Positionality in Σ_0^2 and a completeness result
This work addresses foundational questions in game theory and automata theory, providing criteria for positional strategies in infinite games, which is incremental but builds on prior results.
The paper tackles the problem of identifying which infinite-duration game objectives guarantee positional strategies for the protagonist over arbitrary game graphs, proving that such objectives are exactly those recognized by history-deterministic monotone co-Büchi automata over countable ordinals. It applies this result to show that the mean-payoff objective is positional over arbitrary graphs and establishes a completeness result for extending positional strategies from finite to arbitrary graphs.

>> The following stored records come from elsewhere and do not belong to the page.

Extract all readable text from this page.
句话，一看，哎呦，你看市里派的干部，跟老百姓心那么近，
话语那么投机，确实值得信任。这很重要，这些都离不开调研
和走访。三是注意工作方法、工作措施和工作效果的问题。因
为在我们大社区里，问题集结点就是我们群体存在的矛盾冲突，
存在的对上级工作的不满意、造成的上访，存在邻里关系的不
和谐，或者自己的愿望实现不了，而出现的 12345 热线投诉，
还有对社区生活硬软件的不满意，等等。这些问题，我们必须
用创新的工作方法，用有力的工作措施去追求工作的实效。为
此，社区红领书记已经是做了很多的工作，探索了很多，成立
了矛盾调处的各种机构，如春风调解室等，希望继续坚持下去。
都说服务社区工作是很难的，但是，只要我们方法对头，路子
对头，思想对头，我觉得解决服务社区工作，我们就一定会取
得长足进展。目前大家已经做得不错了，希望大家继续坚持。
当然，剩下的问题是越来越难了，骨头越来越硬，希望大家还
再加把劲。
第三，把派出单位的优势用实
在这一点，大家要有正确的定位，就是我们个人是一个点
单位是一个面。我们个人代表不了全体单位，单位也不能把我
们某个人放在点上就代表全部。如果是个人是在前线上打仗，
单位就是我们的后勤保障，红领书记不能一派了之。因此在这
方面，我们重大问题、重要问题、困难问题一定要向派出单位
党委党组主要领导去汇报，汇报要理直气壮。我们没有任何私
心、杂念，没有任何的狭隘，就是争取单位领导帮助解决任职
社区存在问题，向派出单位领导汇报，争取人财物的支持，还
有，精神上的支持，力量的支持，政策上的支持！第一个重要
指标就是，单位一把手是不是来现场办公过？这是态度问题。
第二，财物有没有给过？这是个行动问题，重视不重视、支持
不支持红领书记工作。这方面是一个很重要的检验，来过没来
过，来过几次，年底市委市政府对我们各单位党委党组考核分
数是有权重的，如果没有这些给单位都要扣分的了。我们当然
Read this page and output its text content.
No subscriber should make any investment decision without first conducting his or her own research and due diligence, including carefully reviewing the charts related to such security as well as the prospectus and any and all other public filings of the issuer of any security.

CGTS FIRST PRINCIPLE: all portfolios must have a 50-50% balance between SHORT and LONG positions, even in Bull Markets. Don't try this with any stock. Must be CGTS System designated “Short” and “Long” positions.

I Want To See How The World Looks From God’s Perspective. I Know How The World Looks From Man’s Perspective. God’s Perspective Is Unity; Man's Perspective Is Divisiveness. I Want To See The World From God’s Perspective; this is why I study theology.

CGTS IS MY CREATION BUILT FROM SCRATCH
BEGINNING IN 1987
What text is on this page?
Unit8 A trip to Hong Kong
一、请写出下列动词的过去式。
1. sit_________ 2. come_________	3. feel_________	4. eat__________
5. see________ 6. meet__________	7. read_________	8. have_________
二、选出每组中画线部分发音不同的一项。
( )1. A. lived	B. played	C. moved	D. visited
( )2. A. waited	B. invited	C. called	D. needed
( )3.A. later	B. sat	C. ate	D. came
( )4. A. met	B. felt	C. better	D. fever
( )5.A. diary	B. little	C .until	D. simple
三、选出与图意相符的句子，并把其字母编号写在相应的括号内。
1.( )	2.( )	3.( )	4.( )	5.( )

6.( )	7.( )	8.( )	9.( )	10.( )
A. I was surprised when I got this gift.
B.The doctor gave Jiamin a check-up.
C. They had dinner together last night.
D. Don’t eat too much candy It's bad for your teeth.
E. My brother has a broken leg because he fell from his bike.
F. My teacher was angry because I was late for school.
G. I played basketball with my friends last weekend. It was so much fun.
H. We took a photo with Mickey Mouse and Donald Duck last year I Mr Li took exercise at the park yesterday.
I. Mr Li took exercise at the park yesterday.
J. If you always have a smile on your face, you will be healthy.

We study the existence of positional strategies for the protagonist in infinite duration games over arbitrary game graphs. We prove that prefix-independent objectives in Σ_0^2 which are positional and admit a (strongly) neutral letter are exactly those that are recognised by history-deterministic monotone co-Büchi automata over countable ordinals. This generalises a criterion proposed by [KopczyÅski, ICALP 2006] and gives an alternative proof of closure under union for these objectives, which was known from [Ohlmann, TheoretiCS 2023]. We then give two applications of our result. First, we prove that the mean-payoff objective is positional over arbitrary game graphs. Second, we establish the following completeness result: for any objective W which is prefix-independent, admits a (weakly) neutral letter, and is positional over finite game graphs, there is an objective W' which is equivalent to W over finite game graphs and positional over arbitrary game graphs.